An ML system can work with data from many different sources. They have different characteristics, can be used for different purposes and require different processing methods. Understanding the sources your data come from can help you use your data more efficiently.
Once you have data, you might want to store it. Since your data comes from multiple sources with different access patterns, storing your data isn’t always straightforward and, in some cases, can be costly. It’s important to think about how the data will be used in the future so that the format you use will make sense. Here are some of the questions you might want to consider:
- How do I store multimodal data, e.g., a sample that might contain both images and texts?
- Where do I store my data so that it’s cheap and still fast to access?

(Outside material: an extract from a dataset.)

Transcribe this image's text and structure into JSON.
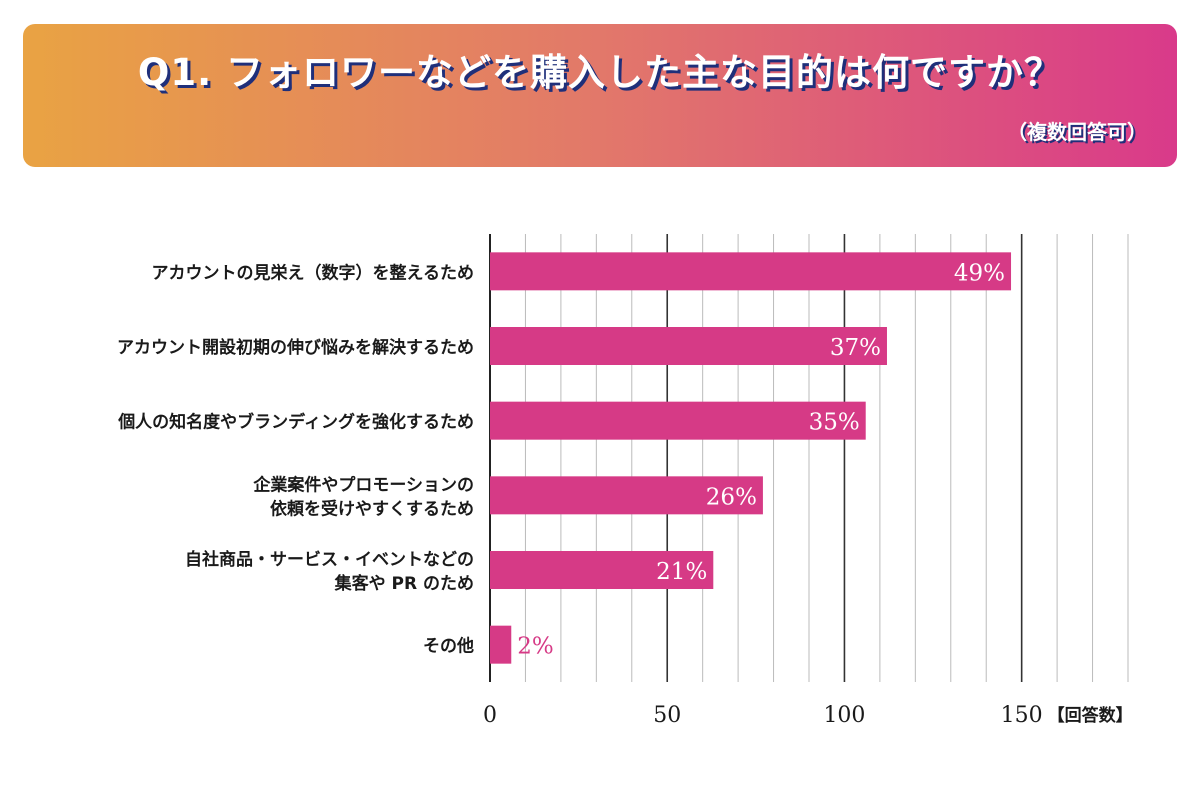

- How do I store complex models so that they can be loaded and run correctly on different hardware?
The process of converting a data structure or object state into a format that can be stored or transmitted and reconstructed later is called data serialisation. There are many data serialisation formats. When considering a format to work with, you might want to consider different characteristics such as human readability, access patterns and whether it’s based on text or binary format, which influences the size of its files.
Common data formats:
Format | Binary/Text | Human-readable | Example use-cases |
Avro | Binary | No | Hadoop |
CSV | Text | Yes | Everywhere |
JSON | Text | Yes | Everywhere |
Parquet | Binary | No | Hadoop, Amazon Redshift |
Pickle | Binary | No | Python, Pytorch Serialisation |
Protobuf | Binary | No | Google, ONNX, Tensorflow(TFRecord) |
Data models describe how data is represented. Consider cars in the real world. In a database, a car can be described using its make, model, year, colour and price. These attributes make up a data model for cars. Alternatively, you can also describe a car using its owner, license plate and history of registered addresses. This is another data model for cars.
How you choose to represent data not only affects the way your systems are built, but also the problems your systems can solve. For example, the way you represent cars in the first data model makes it easier for people looking to buy cars, whereas the second data model makes it easier for police officers to track down criminals.
Relational models
In this model, data is organised into relations(tables); each relation is a set of tuples.

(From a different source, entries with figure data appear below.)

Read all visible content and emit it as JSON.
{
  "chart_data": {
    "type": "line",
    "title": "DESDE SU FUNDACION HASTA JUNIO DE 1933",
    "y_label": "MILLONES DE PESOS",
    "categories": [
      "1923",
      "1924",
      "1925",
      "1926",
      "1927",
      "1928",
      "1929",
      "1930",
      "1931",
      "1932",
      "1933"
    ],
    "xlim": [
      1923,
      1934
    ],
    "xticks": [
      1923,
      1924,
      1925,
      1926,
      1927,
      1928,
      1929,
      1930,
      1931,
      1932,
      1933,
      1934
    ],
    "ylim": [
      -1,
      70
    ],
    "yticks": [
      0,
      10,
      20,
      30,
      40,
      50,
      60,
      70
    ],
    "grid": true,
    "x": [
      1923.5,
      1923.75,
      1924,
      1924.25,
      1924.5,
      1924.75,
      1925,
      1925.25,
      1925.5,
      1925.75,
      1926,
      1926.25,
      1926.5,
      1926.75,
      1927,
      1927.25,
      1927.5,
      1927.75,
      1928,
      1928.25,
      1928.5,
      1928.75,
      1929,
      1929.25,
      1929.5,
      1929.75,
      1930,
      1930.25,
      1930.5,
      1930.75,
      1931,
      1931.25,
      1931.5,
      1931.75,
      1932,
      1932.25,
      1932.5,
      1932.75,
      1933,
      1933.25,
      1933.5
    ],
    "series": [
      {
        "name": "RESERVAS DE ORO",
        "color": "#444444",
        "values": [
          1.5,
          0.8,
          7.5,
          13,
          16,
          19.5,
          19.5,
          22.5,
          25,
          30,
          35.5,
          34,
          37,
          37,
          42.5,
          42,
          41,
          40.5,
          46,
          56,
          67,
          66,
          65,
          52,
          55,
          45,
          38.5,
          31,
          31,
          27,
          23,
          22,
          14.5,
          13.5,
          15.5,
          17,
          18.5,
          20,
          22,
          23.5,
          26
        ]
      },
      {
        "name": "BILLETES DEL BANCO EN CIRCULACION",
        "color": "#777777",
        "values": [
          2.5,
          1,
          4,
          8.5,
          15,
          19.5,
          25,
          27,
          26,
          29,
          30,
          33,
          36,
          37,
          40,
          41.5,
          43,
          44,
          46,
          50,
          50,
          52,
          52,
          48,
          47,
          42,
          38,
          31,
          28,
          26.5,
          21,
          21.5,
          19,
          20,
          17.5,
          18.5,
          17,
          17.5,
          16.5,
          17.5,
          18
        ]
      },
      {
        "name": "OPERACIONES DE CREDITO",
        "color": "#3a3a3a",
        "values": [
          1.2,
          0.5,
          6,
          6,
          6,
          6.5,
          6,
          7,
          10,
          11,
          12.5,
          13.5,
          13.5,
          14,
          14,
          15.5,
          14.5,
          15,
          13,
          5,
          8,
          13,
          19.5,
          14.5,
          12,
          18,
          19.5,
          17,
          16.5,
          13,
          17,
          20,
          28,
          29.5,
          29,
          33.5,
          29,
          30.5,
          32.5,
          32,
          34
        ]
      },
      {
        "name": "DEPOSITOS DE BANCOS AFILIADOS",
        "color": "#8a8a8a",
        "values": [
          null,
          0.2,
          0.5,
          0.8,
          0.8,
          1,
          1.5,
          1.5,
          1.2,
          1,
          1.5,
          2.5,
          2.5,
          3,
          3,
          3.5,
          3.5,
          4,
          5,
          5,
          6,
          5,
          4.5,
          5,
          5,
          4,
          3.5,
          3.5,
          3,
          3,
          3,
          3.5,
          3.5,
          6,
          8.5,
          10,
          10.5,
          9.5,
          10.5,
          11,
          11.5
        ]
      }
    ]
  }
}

It’s often desirable for relations to be normalised. One major downside of normalisation is that your data is now spread across multiple relations. You can join the data from different relations back together, but joining can be expensive for large tables.

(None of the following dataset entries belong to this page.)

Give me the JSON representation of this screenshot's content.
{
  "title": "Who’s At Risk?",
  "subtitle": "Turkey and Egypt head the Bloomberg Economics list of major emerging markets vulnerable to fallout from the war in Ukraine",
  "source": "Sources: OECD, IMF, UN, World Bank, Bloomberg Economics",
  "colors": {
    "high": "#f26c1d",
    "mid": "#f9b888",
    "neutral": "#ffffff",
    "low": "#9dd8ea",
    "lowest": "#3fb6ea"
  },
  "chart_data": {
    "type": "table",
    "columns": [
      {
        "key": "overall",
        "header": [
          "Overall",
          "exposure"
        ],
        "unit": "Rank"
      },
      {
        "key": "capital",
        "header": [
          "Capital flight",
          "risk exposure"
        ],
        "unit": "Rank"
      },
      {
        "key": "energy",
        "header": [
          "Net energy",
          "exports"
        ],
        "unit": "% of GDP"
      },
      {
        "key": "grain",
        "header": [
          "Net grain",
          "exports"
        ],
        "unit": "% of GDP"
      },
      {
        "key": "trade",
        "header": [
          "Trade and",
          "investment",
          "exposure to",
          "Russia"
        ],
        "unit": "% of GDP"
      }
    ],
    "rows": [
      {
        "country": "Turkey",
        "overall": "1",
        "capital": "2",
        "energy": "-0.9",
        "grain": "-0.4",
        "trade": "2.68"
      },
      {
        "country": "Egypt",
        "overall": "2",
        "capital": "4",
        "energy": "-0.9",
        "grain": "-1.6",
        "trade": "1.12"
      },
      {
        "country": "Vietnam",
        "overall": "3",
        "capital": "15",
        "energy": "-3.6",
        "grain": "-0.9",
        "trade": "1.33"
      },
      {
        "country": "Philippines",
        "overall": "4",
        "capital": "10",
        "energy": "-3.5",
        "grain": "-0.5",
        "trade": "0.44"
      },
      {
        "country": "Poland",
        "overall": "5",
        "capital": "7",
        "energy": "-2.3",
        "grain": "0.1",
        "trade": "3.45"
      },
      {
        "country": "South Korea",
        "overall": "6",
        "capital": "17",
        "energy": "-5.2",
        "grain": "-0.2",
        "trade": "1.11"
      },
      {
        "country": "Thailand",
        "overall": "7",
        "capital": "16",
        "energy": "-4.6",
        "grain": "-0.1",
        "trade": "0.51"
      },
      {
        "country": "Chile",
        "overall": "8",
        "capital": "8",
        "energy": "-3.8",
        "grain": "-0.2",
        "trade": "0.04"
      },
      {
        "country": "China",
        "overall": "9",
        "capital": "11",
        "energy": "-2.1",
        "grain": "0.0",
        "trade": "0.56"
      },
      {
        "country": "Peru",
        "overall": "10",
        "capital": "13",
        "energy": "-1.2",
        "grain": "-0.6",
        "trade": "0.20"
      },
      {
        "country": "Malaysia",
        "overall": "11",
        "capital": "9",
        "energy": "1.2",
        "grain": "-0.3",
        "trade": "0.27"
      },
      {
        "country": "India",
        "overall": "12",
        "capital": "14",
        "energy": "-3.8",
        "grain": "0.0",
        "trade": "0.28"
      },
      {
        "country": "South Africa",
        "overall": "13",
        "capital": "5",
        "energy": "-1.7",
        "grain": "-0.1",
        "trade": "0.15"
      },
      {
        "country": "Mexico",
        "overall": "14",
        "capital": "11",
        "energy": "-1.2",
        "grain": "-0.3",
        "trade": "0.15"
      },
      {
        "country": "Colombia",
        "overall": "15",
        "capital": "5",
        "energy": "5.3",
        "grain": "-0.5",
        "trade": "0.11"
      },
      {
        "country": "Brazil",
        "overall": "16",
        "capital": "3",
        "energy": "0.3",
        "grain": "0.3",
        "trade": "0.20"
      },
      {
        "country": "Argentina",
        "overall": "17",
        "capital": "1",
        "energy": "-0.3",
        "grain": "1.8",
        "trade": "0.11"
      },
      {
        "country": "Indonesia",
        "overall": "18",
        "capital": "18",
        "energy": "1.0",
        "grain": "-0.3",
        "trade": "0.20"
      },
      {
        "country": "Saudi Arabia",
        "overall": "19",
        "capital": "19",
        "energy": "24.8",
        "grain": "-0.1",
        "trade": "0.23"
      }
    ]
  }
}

Databases built around the relational data model are relational databases. Once you’ve put data in your databases, you’ll want a way to retrieve it. The language that you can use to specify the data that you want from a database is called a query language.
NoSQL
The relational data model has been able to generalise to a lot of use cases, from e-commerce to finance to social networks. However, for certain use cases, this model can be restrictive. For example, it demands that your data follows a strict schema and schema management is painful. It can also be difficult to write and execute SQL queries for specialised applications.
Two major types of non-relational models are the document model and the graph model. The document model targets use cases where data comes in self-contained documents and relationships between one document and another are rare. The graph model goes in the opposite direction, targeting use cases where relationships between data items are common and important.